Bottom line: If you like the Marx Bros., you’re in for a treat, and even if you don’t, the pure comic genius of the cast is well worth your time.
Real, painful, regret-filled life washes through the insignificant summer home, just as the lake washes up on shores beyond it. Longing for love and recognition, these characters are selfish, shortsighted people messing up their own lives and the lives of others — just another modern family at the summer home.
Any excuse you have for not loving Chekov is no longer being accepted. Director Libby Appel’s lucid translation pulls every familiar ounce of humanity from the 19th-century Russian script and lays it lushly across Christopher Acebo’s enthralling set. As a result, any of these characters could easily be re-costumed and slipped into an angst-ridden Hollywood drama. The story springs from the painfully convoluted relationship between a famous actress and her aspiring writer son. Vanity wins over love, and heartbreak and longing ripple though the lives of everyone connected.
Kathryn Meisle and Kate Hurster work wonders with the language and tempo of the script, and Al Espinosa and Tasso Feldman create simultaneously hateful and sympathetic artists, longing for everything they don’t quite have.
Bottom line: Seagull soars.
The beautiful woman in white strolling through Hangzhou’s west lake district intends only to stay for a day. It’s not that she doesn’t like it; she does. But in reality she’s a 1,700-year-old snake, and she really ought to be heading back up the mountain.
In this dramatization of an ancient Chinese fable, the incredibly wise White Snake spirit slithers down the mountain with her best friend, Green Snake, to see the world. She falls for a good, if gullible, young man, and uses her magic powers to secure love, prosperity and happiness, until she meets her match in the bigoted Buddhist monk Fa Hai.
Director and writer Mary Zimmerman, one of America’s truly great artists, began her remarkable rehearsal process with three pages of script and a carefully culled team of actors and designers. In a process she likened to Michelangelo’s sculpting with marble, Zimmerman and her team chipped away at the story until a theatrical experience emerged.

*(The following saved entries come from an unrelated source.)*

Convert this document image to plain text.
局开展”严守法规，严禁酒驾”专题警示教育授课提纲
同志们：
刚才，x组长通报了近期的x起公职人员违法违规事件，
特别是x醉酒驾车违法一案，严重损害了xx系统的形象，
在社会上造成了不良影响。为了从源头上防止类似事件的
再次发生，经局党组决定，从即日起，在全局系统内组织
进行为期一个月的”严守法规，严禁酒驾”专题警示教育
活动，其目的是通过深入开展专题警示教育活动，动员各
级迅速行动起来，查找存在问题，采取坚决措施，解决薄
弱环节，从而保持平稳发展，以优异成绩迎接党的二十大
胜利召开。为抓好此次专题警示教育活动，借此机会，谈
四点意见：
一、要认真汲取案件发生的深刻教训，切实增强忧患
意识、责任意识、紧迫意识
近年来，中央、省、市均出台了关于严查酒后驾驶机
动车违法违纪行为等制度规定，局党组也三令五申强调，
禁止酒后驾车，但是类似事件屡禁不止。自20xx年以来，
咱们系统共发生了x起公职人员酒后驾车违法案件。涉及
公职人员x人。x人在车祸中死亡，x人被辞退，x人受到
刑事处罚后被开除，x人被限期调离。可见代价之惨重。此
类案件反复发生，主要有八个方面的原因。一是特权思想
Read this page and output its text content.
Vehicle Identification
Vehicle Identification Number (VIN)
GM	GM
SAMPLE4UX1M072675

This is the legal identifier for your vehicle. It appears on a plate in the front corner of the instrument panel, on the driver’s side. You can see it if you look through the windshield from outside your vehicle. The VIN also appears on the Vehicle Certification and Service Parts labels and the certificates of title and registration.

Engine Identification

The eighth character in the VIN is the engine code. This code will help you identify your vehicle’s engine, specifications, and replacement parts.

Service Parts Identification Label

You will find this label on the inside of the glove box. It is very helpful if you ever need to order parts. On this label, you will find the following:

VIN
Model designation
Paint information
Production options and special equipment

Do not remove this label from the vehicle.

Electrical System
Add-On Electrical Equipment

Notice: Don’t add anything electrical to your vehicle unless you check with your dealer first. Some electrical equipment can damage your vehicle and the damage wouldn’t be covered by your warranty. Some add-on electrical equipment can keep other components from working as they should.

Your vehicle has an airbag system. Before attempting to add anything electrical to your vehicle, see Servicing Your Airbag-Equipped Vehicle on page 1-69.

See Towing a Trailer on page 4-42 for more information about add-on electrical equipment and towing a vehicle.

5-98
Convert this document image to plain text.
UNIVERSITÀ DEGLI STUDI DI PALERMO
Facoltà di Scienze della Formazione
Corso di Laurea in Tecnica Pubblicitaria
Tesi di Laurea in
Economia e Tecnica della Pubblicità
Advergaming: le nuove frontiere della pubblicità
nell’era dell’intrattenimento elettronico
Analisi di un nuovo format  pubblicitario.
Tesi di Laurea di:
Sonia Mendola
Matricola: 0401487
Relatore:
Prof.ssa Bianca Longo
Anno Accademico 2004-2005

The end result is very beautiful and often funny, but it fell short of my (admittedly high) expectations. Although many people name The White Snake as their clear favorite this year, it wasn’t mine. Characterization takes a back seat to imagery and innovation. The show is visually stunning, with a soft rain of silk scarves, marvelous puppet snakes and a bamboo forest emerging from the air. Yet I didn’t get to know most of the characters well enough to feel deeply for them. The story is marvelous, and the moral Zimmerman concludes with is moving, but the connection between the two is tenuous.
Bottom Line: Like Michelangelo’s Pieta, it’s not perfect, but well worth seeing.